Des griefs qui montrent une fois de plus la maladresse des réformes.
Dans la gendarmerie, les carrières sont comparables à celles de la police nationale surtout au bas de l’échelle.
On se doit désormais de rappeler que, dans ces deux services publics et peut-être de façon plus marquée dans la police, le recrutement n’est plus celui de l’après-guerre et même plus celui des « Trente Glorieuses ». Nombreuses sont les recrues de base largement sur-diplômées ( bac + n) au regard des qualifications requises pour participer aux concours.
C’est plus vrai encore pour ce qui concerne les officiers de police qui n’ont pas tous la vocation impérieuse. Souvent nombre d’entre eux ( bac + 5 et mieux encore) présentent de nombreux concours de l’Administration, comme celui de conservateur de musée ou de bibliothèque, de la Magistrature, des Douanes, de l’Education Nationale et bien sûr de la Police où, par exemple, les « recalés » de l’oral du concours de commissaire sont admis à l’école d’officier. On imagine alors les disparités de dispositions intellectuelles et politiques.
Du côté de l’armée, les écoles militaires offrent aussi des opportunités dans plusieurs disciplines mais le plus souvent, dès la fin des études secondaires, ce qui implique un choix plus déterminé. « Militarité » alors ?
A-t-on oublié qu’au sein de la « Grande Muette », les gendarmes ont rompu la tradition en manifestant en tenue et armés en 2001, sous le gouvernement de Lionel Jospin.
Quelques données utiles : 100 000 policiers pour 80 000 gendarmes mais les militaires ne traitent que 30% de la délinquance avec seulement 20% des gardes à vue mais sans doute plus de « garde-à-vous », militarité obligeant ! C’est à dire, au-delà de la blague, que les missions militaires seraient cause de cette disparité.
Bien sûr, on comprend alors, de l’autre côté, cette grogne des policiers qui accompagne une série de revendications appuyées sur l’exposé des avantages de la gendarmerie sur leur corps et aussi sur la dénonciation de certaines incohérences.

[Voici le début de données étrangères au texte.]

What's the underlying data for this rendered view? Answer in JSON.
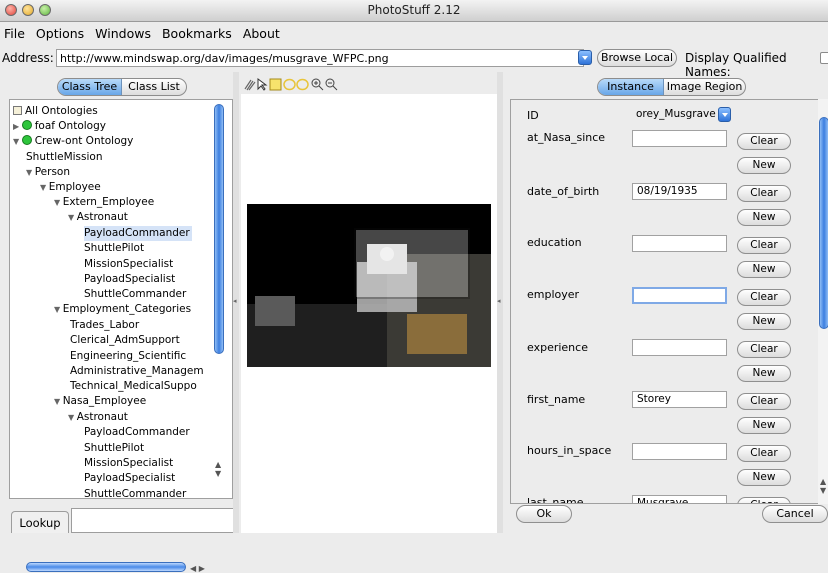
{
  "window": {
    "title": "PhotoStuff 2.12"
  },
  "menu": [
    "File",
    "Options",
    "Windows",
    "Bookmarks",
    "About"
  ],
  "address": {
    "label": "Address:",
    "value": "http://www.mindswap.org/dav/images/musgrave_WFPC.png",
    "browse_label": "Browse Local",
    "qualified_label": "Display Qualified Names:"
  },
  "left_tabs": {
    "class_tree": "Class Tree",
    "class_list": "Class List",
    "selected": "Class Tree"
  },
  "tree": [
    {
      "label": "All Ontologies",
      "icon": "tree-root-icon"
    },
    {
      "label": "foaf Ontology",
      "icon": "ontology-icon",
      "expanded": false
    },
    {
      "label": "Crew-ont Ontology",
      "icon": "ontology-icon",
      "expanded": true
    },
    {
      "label": "ShuttleMission"
    },
    {
      "label": "Person",
      "expanded": true
    },
    {
      "label": "Employee",
      "expanded": true
    },
    {
      "label": "Extern_Employee",
      "expanded": true
    },
    {
      "label": "Astronaut",
      "expanded": true
    },
    {
      "label": "PayloadCommander",
      "selected": true
    },
    {
      "label": "ShuttlePilot"
    },
    {
      "label": "MissionSpecialist"
    },
    {
      "label": "PayloadSpecialist"
    },
    {
      "label": "ShuttleCommander"
    },
    {
      "label": "Employment_Categories",
      "expanded": true
    },
    {
      "label": "Trades_Labor"
    },
    {
      "label": "Clerical_AdmSupport"
    },
    {
      "label": "Engineering_Scientific"
    },
    {
      "label": "Administrative_Managem"
    },
    {
      "label": "Technical_MedicalSuppo"
    },
    {
      "label": "Nasa_Employee",
      "expanded": true
    },
    {
      "label": "Astronaut",
      "expanded": true
    },
    {
      "label": "PayloadCommander"
    },
    {
      "label": "ShuttlePilot"
    },
    {
      "label": "MissionSpecialist"
    },
    {
      "label": "PayloadSpecialist"
    },
    {
      "label": "ShuttleCommander"
    }
  ],
  "lookup": {
    "label": "Lookup",
    "value": ""
  },
  "toolbar_icons": [
    "select-arrow-icon",
    "rectangle-tool-icon",
    "ellipse-tool-icon",
    "zoom-in-icon",
    "zoom-out-icon"
  ],
  "right_tabs": {
    "instance": "Instance",
    "image_region": "Image Region",
    "selected": "Instance"
  },
  "form": {
    "id_label": "ID",
    "id_value": "orey_Musgrave",
    "clear_label": "Clear",
    "new_label": "New",
    "fields": [
      {
        "label": "at_Nasa_since",
        "value": ""
      },
      {
        "label": "date_of_birth",
        "value": "08/19/1935"
      },
      {
        "label": "education",
        "value": ""
      },
      {
        "label": "employer",
        "value": "",
        "focused": true
      },
      {
        "label": "experience",
        "value": ""
      },
      {
        "label": "first_name",
        "value": "Storey"
      },
      {
        "label": "hours_in_space",
        "value": ""
      },
      {
        "label": "last_name",
        "value": "Musgrave"
      }
    ]
  },
  "buttons": {
    "ok": "Ok",
    "cancel": "Cancel"
  },
  "colors": {
    "accent": "#3c7ee0",
    "selection": "#d5e3f7",
    "ontology_green": "#2ec53c"
  }
}
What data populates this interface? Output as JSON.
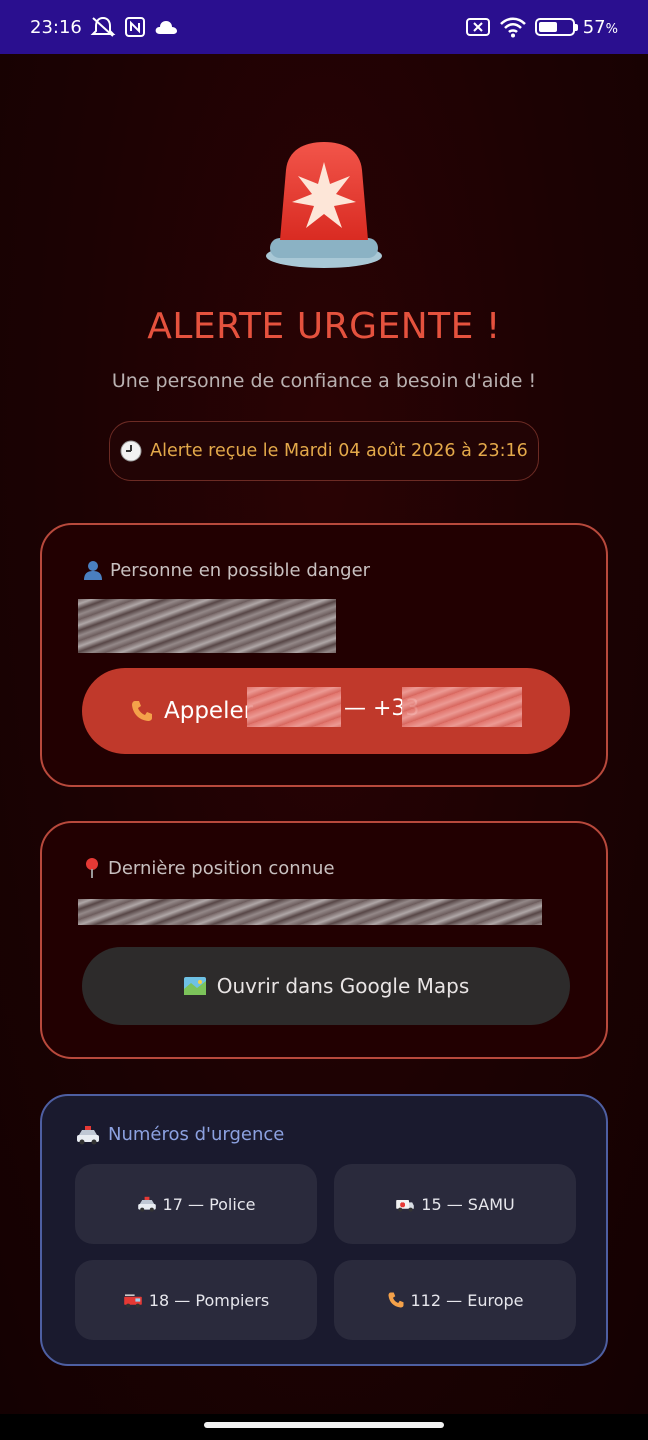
{
  "status_bar": {
    "time": "23:16",
    "battery_percent": "57",
    "battery_level": 0.57,
    "icons": [
      "bell-off-icon",
      "nfc-icon",
      "cloud-icon",
      "sim-off-icon",
      "wifi-icon",
      "battery-icon"
    ]
  },
  "header": {
    "icon": "siren-icon",
    "title": "ALERTE URGENTE !",
    "subtitle": "Une personne de confiance a besoin d'aide !",
    "alert_time": "Alerte reçue le Mardi 04 août 2026 à 23:16"
  },
  "person_card": {
    "label": "Personne en possible danger",
    "label_icon": "person-icon",
    "call_label": "Appeler",
    "call_separator": "— +33"
  },
  "location_card": {
    "label": "Dernière position connue",
    "label_icon": "pin-icon",
    "maps_label": "Ouvrir dans Google Maps",
    "maps_icon": "map-icon"
  },
  "emergency": {
    "label": "Numéros d'urgence",
    "label_icon": "police-car-icon",
    "buttons": [
      {
        "label": "17 — Police",
        "icon": "police-car-icon"
      },
      {
        "label": "15 — SAMU",
        "icon": "ambulance-icon"
      },
      {
        "label": "18 — Pompiers",
        "icon": "fire-truck-icon"
      },
      {
        "label": "112 — Europe",
        "icon": "phone-icon"
      }
    ]
  },
  "colors": {
    "accent_red": "#e5523e",
    "button_red": "#c0392b",
    "alert_text": "#e3a94a",
    "status_bar": "#2a0f8f",
    "emergency_label": "#8ca1e0"
  }
}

Les militaires veulent conserver leur statut tout en bénéficiant de celui des fonctionnaires du ministère de l’Intérieur. Là encore la « fusion » mal préparée et sans doute bâclée, pose d’innombrables problèmes et les policiers acceptent mal cette double appartenance dans les conditions actuelles que le rapport parlementaire entend conserver.
Ils justifient cette réticence par le peu de missions militaires qui incombent à la gendarmerie, soit 1,5% des missions en 2010 en prenant en compte la garde des palais de la nation.

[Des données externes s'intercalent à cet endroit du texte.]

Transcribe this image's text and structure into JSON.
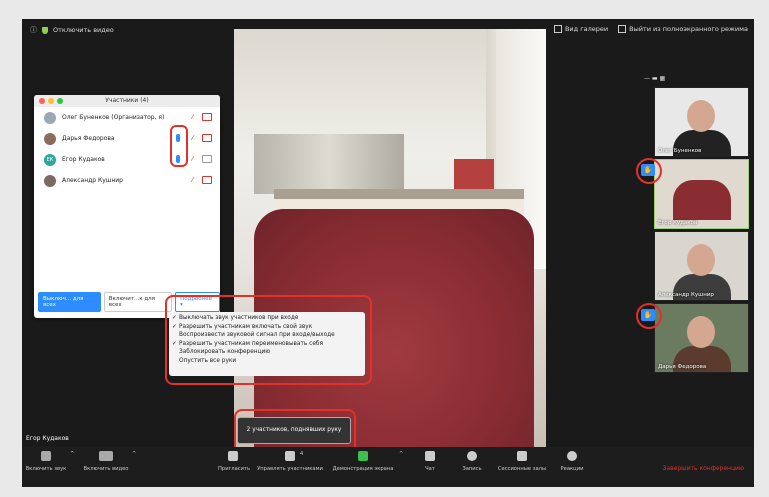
{
  "topbar": {
    "recording_label": "Отключить видео",
    "gallery_label": "Вид галереи",
    "exit_fullscreen_label": "Выйти из полноэкранного режима"
  },
  "participants_panel": {
    "title": "Участники (4)",
    "participants": [
      {
        "name": "Олег Буненков (Организатор, я)"
      },
      {
        "name": "Дарья Федорова"
      },
      {
        "name": "Егор Кудаков"
      },
      {
        "name": "Александр Кушнир"
      }
    ],
    "mute_all_label": "Выключ... для всех",
    "unmute_all_label": "Включит...к для всех",
    "more_label": "Подробнее ▾"
  },
  "more_menu": {
    "items": [
      {
        "label": "Выключать звук участников при входе",
        "checked": true
      },
      {
        "label": "Разрешить участникам включать свой звук",
        "checked": true
      },
      {
        "label": "Воспроизвести звуковой сигнал при входе/выходе",
        "checked": false
      },
      {
        "label": "Разрешить участникам переименовывать себя",
        "checked": true
      },
      {
        "label": "Заблокировать конференцию",
        "checked": false
      },
      {
        "label": "Опустить все руки",
        "checked": false
      }
    ]
  },
  "thumbnails": [
    {
      "name": "Олег Буненков"
    },
    {
      "name": "Егор Кудаков"
    },
    {
      "name": "Александр Кушнир"
    },
    {
      "name": "Дарья Федорова"
    }
  ],
  "tooltip": "2 участников, поднявших руку",
  "self_name": "Егор Кудаков",
  "toolbar": {
    "audio_label": "Включить звук",
    "video_label": "Включить видео",
    "invite_label": "Пригласить",
    "manage_label": "Управлять участниками",
    "manage_count": "4",
    "share_label": "Демонстрация экрана",
    "chat_label": "Чат",
    "record_label": "Запись",
    "breakout_label": "Сессионные залы",
    "reactions_label": "Реакции",
    "end_label": "Завершить конференцию"
  },
  "colors": {
    "accent": "#2d8cff",
    "highlight_ring": "#e0312b",
    "end_red": "#e0312b"
  }
}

Lettre au Premier Ministre.
Pour ces deux catégories d’agents de l’Etat, la fonction est strictement identique, mais le SNOP fait remarquer dans une lettre au 1°ministre, en date du 17 août dernier qu’un gendarme coûte globalement 30% de plus qu’un policier ; qu’un officier de gendarmerie, sur une carrière de 25 ans, bénéficie d’une rémunération de 152 000 euros supérieure à celle d’un officier de police et on ne tient pas compte de l’avantage logement et des dispositions très favorables pour la retraite. Remarquons en passant qu’on s’adresse directement au premier ministre. Mais quel autre ministre choisir ? Celui de l’Intérieur ou celui de la Défense ? Allez, copie aux deux et peut-être au président aussi.
Avec force, le secrétaire général s’indigne de cette absence d’équité. On avait parlé de parité et aujourd’hui même d’économies !.

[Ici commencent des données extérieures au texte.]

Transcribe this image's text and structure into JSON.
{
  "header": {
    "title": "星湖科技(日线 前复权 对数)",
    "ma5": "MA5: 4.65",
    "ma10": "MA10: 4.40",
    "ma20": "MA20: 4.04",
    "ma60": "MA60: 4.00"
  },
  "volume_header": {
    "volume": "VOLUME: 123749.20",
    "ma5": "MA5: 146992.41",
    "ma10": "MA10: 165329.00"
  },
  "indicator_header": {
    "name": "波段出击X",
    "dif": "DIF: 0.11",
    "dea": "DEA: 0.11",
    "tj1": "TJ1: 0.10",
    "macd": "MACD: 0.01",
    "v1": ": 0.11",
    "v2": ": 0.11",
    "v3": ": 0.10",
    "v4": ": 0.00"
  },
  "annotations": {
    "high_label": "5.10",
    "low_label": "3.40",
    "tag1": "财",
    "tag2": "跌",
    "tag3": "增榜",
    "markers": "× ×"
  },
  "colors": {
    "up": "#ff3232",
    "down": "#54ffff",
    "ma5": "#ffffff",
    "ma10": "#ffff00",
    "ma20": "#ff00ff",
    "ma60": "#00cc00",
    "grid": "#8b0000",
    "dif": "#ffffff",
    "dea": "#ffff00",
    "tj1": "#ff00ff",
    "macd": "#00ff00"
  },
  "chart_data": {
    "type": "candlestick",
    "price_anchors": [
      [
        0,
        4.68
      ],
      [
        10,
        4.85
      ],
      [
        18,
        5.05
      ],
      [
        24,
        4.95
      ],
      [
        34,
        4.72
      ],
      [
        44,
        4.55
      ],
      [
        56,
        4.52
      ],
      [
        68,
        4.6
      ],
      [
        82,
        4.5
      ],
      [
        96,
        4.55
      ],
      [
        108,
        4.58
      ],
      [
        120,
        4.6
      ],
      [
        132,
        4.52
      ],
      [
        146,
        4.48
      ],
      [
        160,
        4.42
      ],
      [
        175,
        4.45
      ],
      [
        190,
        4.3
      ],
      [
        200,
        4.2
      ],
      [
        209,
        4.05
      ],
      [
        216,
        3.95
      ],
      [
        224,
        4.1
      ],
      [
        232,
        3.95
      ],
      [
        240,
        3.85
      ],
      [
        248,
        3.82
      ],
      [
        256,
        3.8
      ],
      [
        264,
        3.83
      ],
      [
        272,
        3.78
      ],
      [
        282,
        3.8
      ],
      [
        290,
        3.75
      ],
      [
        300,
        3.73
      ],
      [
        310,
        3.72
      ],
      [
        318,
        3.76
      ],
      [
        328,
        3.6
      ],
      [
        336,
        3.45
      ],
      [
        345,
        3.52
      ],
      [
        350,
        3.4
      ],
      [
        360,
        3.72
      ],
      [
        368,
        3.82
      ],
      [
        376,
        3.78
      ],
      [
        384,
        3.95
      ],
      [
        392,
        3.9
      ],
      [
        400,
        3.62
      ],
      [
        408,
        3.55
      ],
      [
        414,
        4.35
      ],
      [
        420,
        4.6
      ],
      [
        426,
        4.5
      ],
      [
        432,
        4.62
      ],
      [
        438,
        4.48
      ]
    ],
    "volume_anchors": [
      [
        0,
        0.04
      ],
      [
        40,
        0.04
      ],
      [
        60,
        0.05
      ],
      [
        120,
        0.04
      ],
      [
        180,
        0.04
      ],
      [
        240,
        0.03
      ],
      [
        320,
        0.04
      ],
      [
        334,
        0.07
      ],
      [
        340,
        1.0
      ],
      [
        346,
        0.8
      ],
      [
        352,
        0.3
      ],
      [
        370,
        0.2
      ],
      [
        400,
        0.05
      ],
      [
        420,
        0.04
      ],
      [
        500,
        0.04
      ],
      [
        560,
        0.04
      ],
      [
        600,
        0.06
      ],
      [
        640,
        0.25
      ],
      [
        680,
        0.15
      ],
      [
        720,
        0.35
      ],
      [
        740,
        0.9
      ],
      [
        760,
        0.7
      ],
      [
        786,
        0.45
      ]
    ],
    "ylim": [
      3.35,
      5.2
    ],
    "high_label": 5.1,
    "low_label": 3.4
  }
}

Il en profite pour évoquer certains aspects « doublons », coûteux pour le contribuable, de la fusion incomplète des deux corps, à double chaine hiérarchique ( préfet et autorité militaire).
Ainsi, on a maintenu dans certains services identiques, deux logiciels de rédaction de procédures différents ou encore, on a oublié de mettre en place un même outil statistique. Et on parlait toujours de parité et d’économies ! Et d’autres approximations hâtives de la même eau !
Dominique Achispon conclut sa missive par une menace à peine voilée : « Il serait regrettable que le rapport des deux parlementaires fragilise le dialogue social récemment rétabli et conduise les policiers en général et les officiers en particulier, à exprimer sous d’autres formes leur mécontentement ». Chiche !*
Dire que le ministre de l’Intérieur Sarkozy les a tant aimés et choyés, jadis !
Le président Sarkozy saura-t-il prévenir cette fronde possible et guérir nos flics de ce désamour qui ne fait que s’ajouter aux autres ? Il a peu de temps et encore moins d’argent .
Mais sait-on jamais ? Si comme pour les parcs à thème, quelque Raffarin frondeur intervenait vigoureusement pour soulager le déficit ? Et qui pour les enseignants en colère ? Qui encore pour tous ceux qui se sentent « surtaxés » ? Beaucoup d’anciens premiers ministres devraient trouver là des sujets de faire-valoir, le président étant si attentif à présent.
Antoine Spohr.
(article paru sur Médiapart)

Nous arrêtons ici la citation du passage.